Type-II/III DCT/DST algorithms with reduced number of arithmetic operations
Xuancheng Shao, Steven G. Johnson
TL;DR
The paper addresses reducing the arithmetic complexity of the type-II/III DCT and DST for power-of-two sizes by deriving a new exact flop count through pruning a recently improved FFT based on recursive rescaling. It shows that the DCT-II can be realized as a DFT of length $4N$ with real-even inputs and zero interleaving, enabling a faster implementation; the new approach reduces the asymptotic cost from roughly $2N\log_{2}N$ to about $\frac{17}{9}N\log_{2}N$ real operations. A scaling technique saving $N$ multiplications extends Arai's eight-multiplication rule to all sizes. The improvements extend to DCT-III and DST-II/III via network transposition and symmetry, with normalization considerations and practical implications discussed.
Abstract
We present algorithms for the discrete cosine transform (DCT) and discrete sine transform (DST), of types II and III, that achieve a lower count of real multiplications and additions than previously published algorithms, without sacrificing numerical accuracy. Asymptotically, the operation count is reduced from ~ 2N log_2 N to ~ (17/9) N log_2 N for a power-of-two transform size N. Furthermore, we show that a further N multiplications may be saved by a certain rescaling of the inputs or outputs, generalizing a well-known technique for N=8 by Arai et al.
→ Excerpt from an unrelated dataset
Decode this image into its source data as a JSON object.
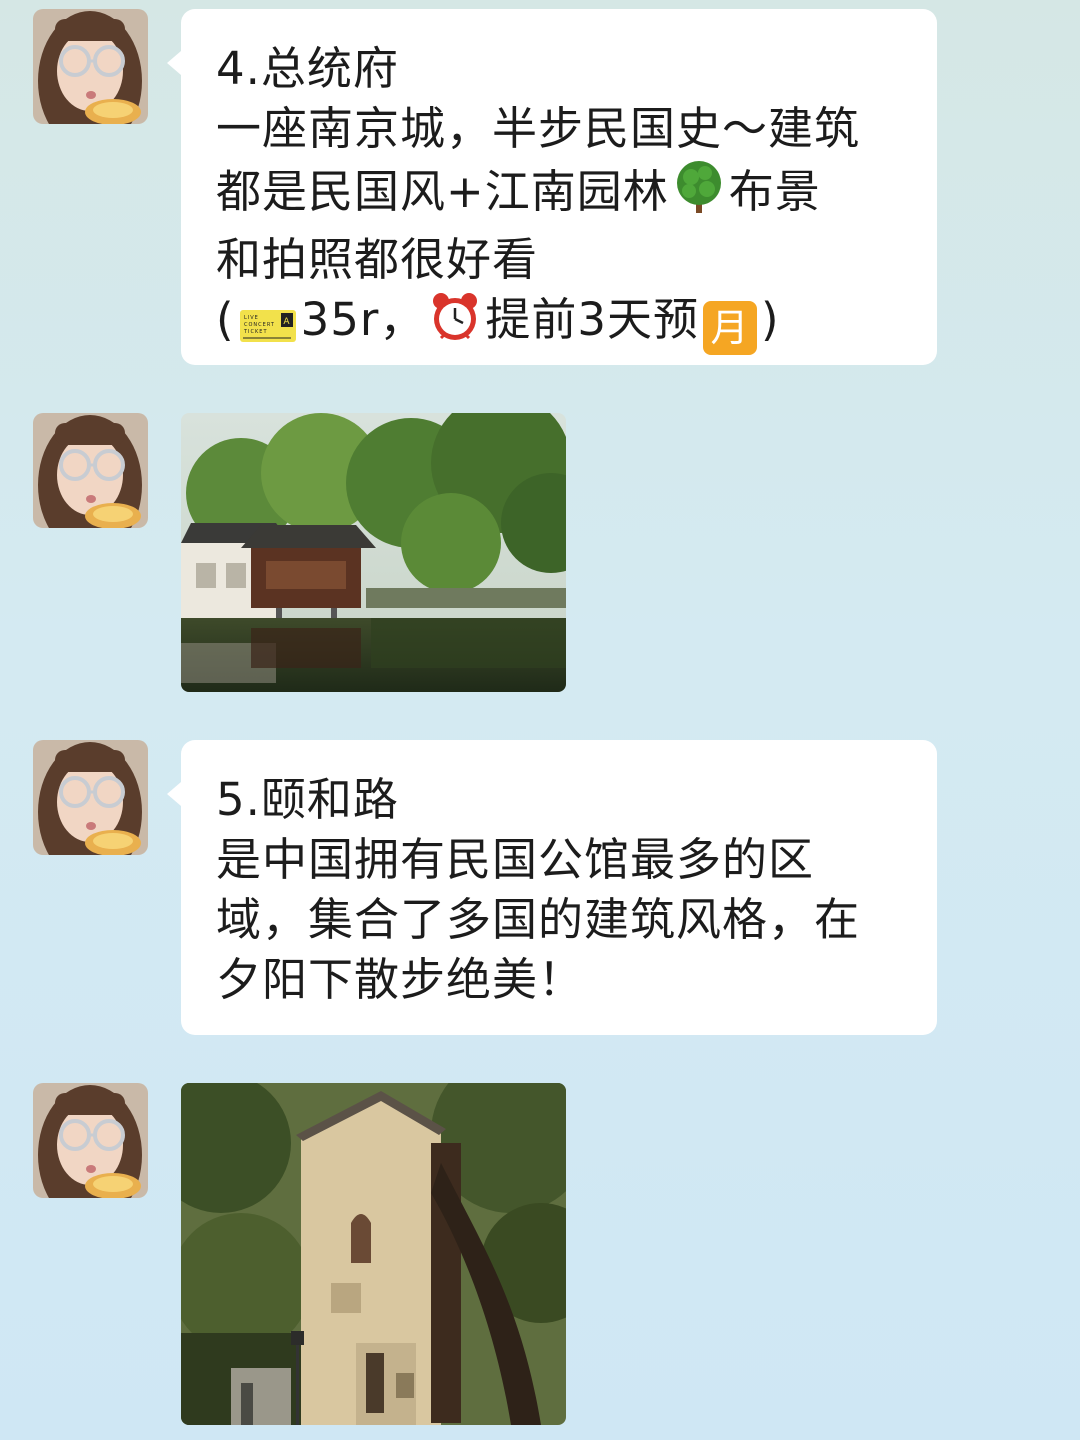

These results are derived by considering the DCT to be a special case of a DFT of length 4N, with certain symmetries, and then pruning redundant operations from a recent improved fast Fourier transform algorithm (based on a recursive rescaling of the conjugate-pair split radix algorithm). The improved algorithms for DCT-III, DST-II, and DST-III follow immediately from the improved count for the DCT-II.